Version 10.3 and later

Support for OAuth 2.0 was added to Portal for ArcGIS at version 10.3. Since version 10.3 you can perform named user login or app login with your on-premise Portal acting as the OAuth2.0 Server when utilizing Enterprise logins.

Create an application in your portal and register it for Oauth 2.0. Once you have a client_id and client_secret you can use any of the authentication workflows for named user login or app login.

Set the ArcGIS Online authorization endpoint with the authorization endpoint on your Portal https://<host>:<port>/<subdirectory>/sharing/rest/oauth2/authorize. You must also replace the ArcGIS Online token endpoint with the token endpoint for your portal https://<host>:<port>/<subdirectory>/sharing/rest/oauth2/token. If you are using one of the ArcGIS APIs or SDKs both of these options will often be set using a single option for the Portal URL.

OAuth 2.0 Endpoints

Authorization Endpoint: https://<host>:<port>/<subdirectory>/sharing/rest/oauth2/authorize
Token Endpoint: https://<host>:<port>/<subdirectory>/sharing/rest/oauth2/token

Version 10.2 and earlier

ArcGIS Server and Portal for ArcGIS do not support authentication via OAuth 2.0. Instead both support a generateToken REST API call that can be used with either user credentials obtained from the user who is logging in to the platform via the application or with the application's own credentials.

You can still create user experiences that mirror the OAuth 2.0 based named user login and app login with the generateToken API call.

App Login

A "user" representing the app needs to be provisioned with a username (for instance, app-username) and password (for instance, app-password). Apps targeting users unknown to the platform can login using this app-username and app-password with the generateToken API call. It's the app's responsibility to keep the app-username and app-password secure using server side code, proxy, or some other means.

The limitations of implementing app login in this manner are:

  • The identity of the app is modeled via a surrogate user.
  • There is no clear separation of users from apps in the platform.

Named User Login

Applications implementing named user login based on the generateToken call are responsible for presenting the end user with a login dialog that prompts the user for credentials. The application is responsible for keeping the user's credentials secure and transmitting them over HTTPS.
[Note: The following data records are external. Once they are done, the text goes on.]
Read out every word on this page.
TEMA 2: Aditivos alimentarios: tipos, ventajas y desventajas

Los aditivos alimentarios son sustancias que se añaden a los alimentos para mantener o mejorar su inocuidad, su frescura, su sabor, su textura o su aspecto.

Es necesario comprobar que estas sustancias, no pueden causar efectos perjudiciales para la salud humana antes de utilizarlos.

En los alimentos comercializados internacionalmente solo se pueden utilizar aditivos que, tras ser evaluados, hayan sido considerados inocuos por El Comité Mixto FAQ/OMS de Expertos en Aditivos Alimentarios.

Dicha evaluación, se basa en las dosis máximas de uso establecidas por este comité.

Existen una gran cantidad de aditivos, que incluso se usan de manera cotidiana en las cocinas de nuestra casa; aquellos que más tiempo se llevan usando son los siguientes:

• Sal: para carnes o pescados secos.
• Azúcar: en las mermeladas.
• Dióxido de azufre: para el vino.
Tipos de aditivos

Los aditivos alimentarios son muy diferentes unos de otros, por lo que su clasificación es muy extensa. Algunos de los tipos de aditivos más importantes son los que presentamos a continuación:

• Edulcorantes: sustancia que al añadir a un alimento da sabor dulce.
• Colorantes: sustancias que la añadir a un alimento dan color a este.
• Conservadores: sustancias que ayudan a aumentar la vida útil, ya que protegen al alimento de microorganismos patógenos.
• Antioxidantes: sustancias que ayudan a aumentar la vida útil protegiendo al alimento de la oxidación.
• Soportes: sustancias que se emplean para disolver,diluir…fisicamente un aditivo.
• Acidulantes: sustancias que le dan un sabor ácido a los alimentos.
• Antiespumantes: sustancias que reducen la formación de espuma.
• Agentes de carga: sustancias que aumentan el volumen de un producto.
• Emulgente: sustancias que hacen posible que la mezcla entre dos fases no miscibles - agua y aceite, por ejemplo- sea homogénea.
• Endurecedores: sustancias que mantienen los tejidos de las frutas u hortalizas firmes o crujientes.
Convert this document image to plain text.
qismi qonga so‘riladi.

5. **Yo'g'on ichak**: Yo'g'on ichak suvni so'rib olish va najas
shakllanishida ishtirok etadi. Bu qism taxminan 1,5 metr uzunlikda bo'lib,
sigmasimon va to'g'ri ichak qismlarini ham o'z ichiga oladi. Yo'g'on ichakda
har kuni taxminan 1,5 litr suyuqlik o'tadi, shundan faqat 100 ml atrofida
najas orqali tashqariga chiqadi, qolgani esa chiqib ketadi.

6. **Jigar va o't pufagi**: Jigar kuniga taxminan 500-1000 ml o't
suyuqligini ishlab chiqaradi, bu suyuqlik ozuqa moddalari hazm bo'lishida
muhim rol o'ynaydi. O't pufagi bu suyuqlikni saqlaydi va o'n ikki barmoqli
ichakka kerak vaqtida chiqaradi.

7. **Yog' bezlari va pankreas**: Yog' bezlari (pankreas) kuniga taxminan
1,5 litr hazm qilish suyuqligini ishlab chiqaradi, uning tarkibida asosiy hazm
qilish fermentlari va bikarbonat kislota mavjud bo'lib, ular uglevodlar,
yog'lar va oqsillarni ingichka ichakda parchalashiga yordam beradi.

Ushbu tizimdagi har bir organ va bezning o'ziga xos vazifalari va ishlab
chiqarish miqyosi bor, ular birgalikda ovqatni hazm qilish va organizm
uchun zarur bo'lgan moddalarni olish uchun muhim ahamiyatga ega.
The best practice and recommended flow for such applications is to use the appropriate client SDK object model to connect to and authenticate with ArcGIS Online rather than doing it directly via the REST API. Performing connection and authentication via the client SDKs frees you from authentication details as well as the responsibility of safely handling user credentials during the authentication process.

In the case of the JavaScript API, authentication is handled by including the IdentityManager dijit in the application. Applications can use the IdentityManager dijit to allow users to sign into their ArcGIS Online or Portal for ArcGIS accounts. Once the user has signed in, any subsequent REST requests made from within that client session using the esri.Request object will automatically be part of that authenticated session.

The following are limitations of implementing named user login in this manner:

  • The identity of the app remains unknown to the platform.
  • Users cannot sign in using federated identity providers that are accessible via the platform hosted login pages exposed via the OAuth 2.0 APIs.

Other types of authentication

If your server or portal uses HTTP, Integrated Windows (IWA), or PKI-based security instead of token-based authentication, the response to the authentication challenge from the server needs to be handled using the native communication stack of the client platform.